G.O.P. MONETARY MADNESS
BY PAUL KRUGMAN
NEW YORK TIMES
What has happened is that hard-money doctrine and paranoia about inflation have taken over the party, even as the predicted inflation keeps failing to materialize. … Now, it’s still very unlikely that Ron Paul will become president. But, as I said, his economic doctrine has, in effect, become the official G.O.P. line, despite having been proved utterly wrong by events. And what will happen if that doctrine actually ends up being put into action? Great Depression, here we come.
A FORMAL END
NEW YORK TIMES
We hope that the Iraqi Army will do better than expected. The administration must be prepared to offer limited help if the army does get into serious trouble. President Obama, who first ran for office campaigning against the war, has never wavered on his promise to bring the troops home. The last few thousand will be out of Iraq by year’s end. We celebrate their return. But this country must never forget the intolerable costs of a war started on arrogance and lies.HAS GINGRICH EVER HEARD AN IDEA HE DIDN’T LIKE?
BY EUGENE ROBINSON
Gingrich didn’t originate the idea of solving the health insurance problem through an individual mandate, but he supported it — before bitterly opposing it.
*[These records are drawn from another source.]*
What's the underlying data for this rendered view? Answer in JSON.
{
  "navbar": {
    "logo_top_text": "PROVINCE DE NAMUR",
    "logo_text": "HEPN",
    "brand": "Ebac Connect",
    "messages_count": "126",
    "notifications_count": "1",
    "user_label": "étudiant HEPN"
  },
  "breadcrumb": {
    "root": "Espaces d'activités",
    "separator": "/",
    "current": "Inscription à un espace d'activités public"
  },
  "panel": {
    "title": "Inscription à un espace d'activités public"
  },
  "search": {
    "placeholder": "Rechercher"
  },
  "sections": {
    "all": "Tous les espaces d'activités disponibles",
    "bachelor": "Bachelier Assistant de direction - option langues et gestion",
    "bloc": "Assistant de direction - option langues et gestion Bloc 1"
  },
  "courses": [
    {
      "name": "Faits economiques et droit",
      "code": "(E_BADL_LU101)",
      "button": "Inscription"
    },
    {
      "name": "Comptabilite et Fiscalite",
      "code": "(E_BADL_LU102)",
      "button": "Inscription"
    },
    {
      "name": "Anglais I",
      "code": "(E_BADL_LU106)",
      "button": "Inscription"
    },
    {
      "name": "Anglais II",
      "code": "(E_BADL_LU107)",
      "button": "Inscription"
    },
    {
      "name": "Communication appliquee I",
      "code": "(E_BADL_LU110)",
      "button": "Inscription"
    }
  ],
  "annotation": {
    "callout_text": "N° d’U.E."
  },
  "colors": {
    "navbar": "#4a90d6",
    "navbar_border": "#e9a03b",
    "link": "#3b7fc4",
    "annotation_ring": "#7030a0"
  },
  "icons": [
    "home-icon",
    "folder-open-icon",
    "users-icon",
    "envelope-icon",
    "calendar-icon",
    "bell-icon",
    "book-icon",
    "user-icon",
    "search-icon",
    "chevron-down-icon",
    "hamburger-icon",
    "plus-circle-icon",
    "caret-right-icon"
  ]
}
Nor was he saying anything new last week when he made the offensive claim that Palestinians are an “invented people.” … But for Gingrich, the word contradiction has no meaning. Gingrich’s debating technique is dogmatic insistence, rather than persuasion. His discourse knows no past and no future, just the glib opportunism of now.
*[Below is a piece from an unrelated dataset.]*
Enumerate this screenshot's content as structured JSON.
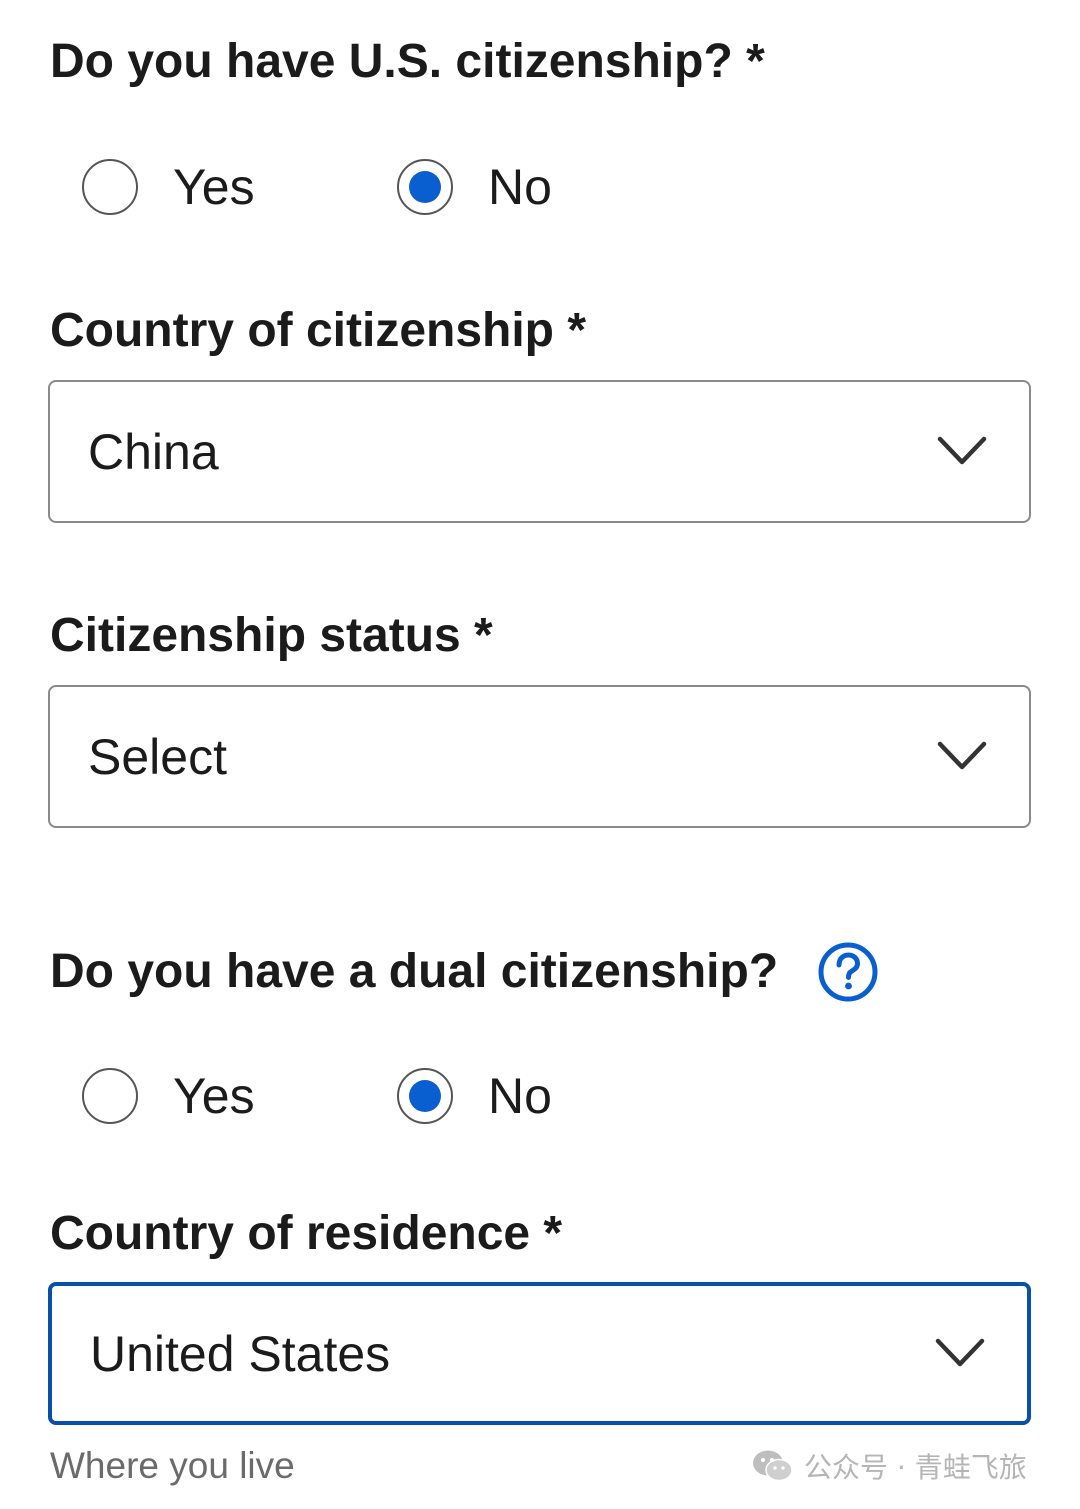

NEWT’S STILL ON TOP, ROMNEY STEADIES HIMSELF
BY E.J. DIONNE
If Gingrich was the front-runner going in, he was still the front-runner going out. He had a strong opening on his record and his commitment to conservatism. He referred, sometimes in jest, to the attacks against him, winning laughter at one point for saying he did not want to appear “zany,” a word Romney had used about him. His proposals on limiting the power of judges raise a slew of problems, as Paul suggested, but I suspect the conservatives he needs liked what he said.
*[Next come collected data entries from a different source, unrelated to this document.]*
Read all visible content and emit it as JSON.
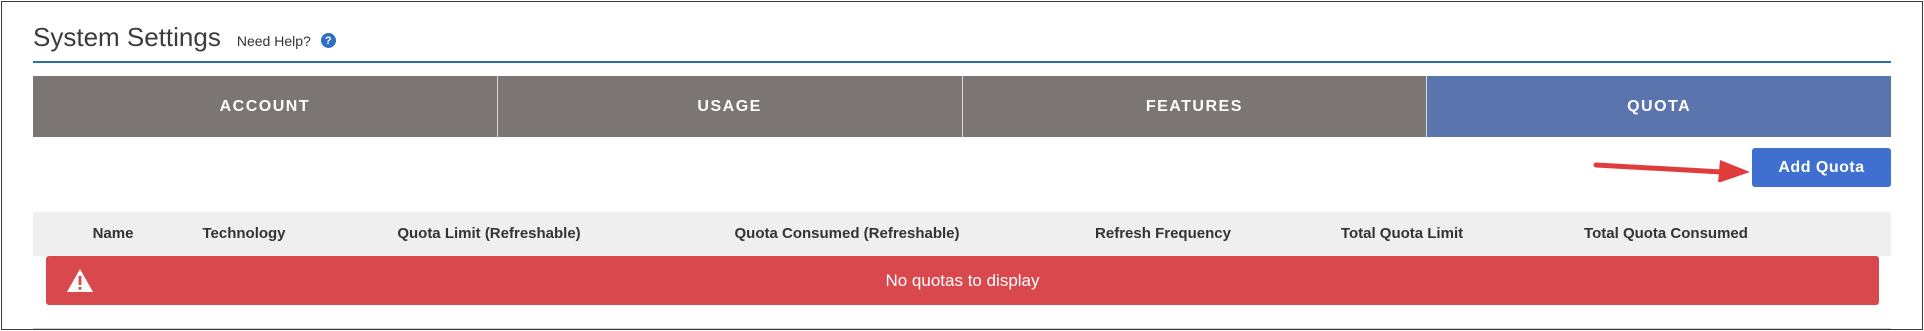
{
  "header": {
    "title": "System Settings",
    "help_text": "Need Help?",
    "help_icon": "?"
  },
  "tabs": [
    {
      "label": "ACCOUNT",
      "active": false
    },
    {
      "label": "USAGE",
      "active": false
    },
    {
      "label": "FEATURES",
      "active": false
    },
    {
      "label": "QUOTA",
      "active": true
    }
  ],
  "toolbar": {
    "add_label": "Add Quota",
    "annotation": "red-arrow pointing to Add Quota"
  },
  "table": {
    "columns": [
      "Name",
      "Technology",
      "Quota Limit (Refreshable)",
      "Quota Consumed (Refreshable)",
      "Refresh Frequency",
      "Total Quota Limit",
      "Total Quota Consumed"
    ],
    "empty_message": "No quotas to display"
  },
  "colors": {
    "tab_bg": "#7b7573",
    "tab_active_bg": "#5a74ad",
    "button_bg": "#3f6fcf",
    "alert_bg": "#d9484d",
    "accent_line": "#2f6fa8",
    "arrow": "#e03c3c"
  }
}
ROMNEY WINS, GINGRICH AND PAUL FALTER IN SIOUX CITY
BY JENNIFER RUBIN
Winners: Romney (who might have revived his frontrunner status) and Bachmann. … Romney had his best debate at a critical point in the campaign. No other candidate laid a hand on him. He was subtle on his Bain experience, tying Gingrich’s anti-capitalist attack to the president and thereby accusing both of not understanding the free market. … Losers: Gingrich and Paul. Once again, Gingrich came off as the D.C. insider, and dishonest to boot.
WHY RON PAUL CAN’T WIN
BY KIMBERLEY STRASSEL
WALL STREET JOURNAL
Perhaps nothing hurt the candidate more in 2008 than his declaration that one reason terrorists attacked us on 9/11 is because “we’ve been in the Middle East.” Far from toning down such views, Mr. Paul has amped up the wattage, claiming this year that 9/11 prompted “glee” in a Bush administration looking for a pretext to “invade Iraq.” He’s condemned the Obama administration’s killings of terrorists Osama bin Laden and Anwar al-Awlaki, and he insists the U.S. is “provoking” Iran. For foreign-policy hawks, this is a disqualifier.
CALLING OBAMA’S PAYROLL TAX BLUFF
BY ARI FLEISCHER
WALL STREET JOURNAL
When President George W. Bush cut taxes, he cut them for everyone. If President Obama wants to raise taxes, he should raise them on everyone. It’s hypocritical of him to blame Bush’s tax cuts for the deficit, while he seeks to extend 98% of the Bush tax cuts, at a cost of roughly $3 trillion over 10 years. … As Obama seeks re-election, he maneuvers tactically, vilifying the business community, punishing the successful and hindering job creators. Cutting payroll taxes is the president’s way of handling his re-election problems. It’s not a good answer to our country’s economic problems.
FIRE IN HIS BELLY? ROMNEY DOESN’T ANSWER QUESTION
BY RON FOURNIER
Does Mitt Romney have the fire in his belly to be president? We still don’t know, because the former Massachusetts governor chose conciliation over confrontation Thursday night and let his flame-throwing rivals attack front-runner Newt Gingrich. Romney repeatedly passed up chances to criticize the former House speaker, saving his brass-knuckle attacks for President Obama’s domestic and foreign policies. … Romney is either confident that he has the nomination virtually won – his hands-off approach is a front-runner’s strategy – or he’s afraid of alienating Iowa voters with negative attacks. Either way, Romney risks allowing Gingrich to surge to victory Jan. 3.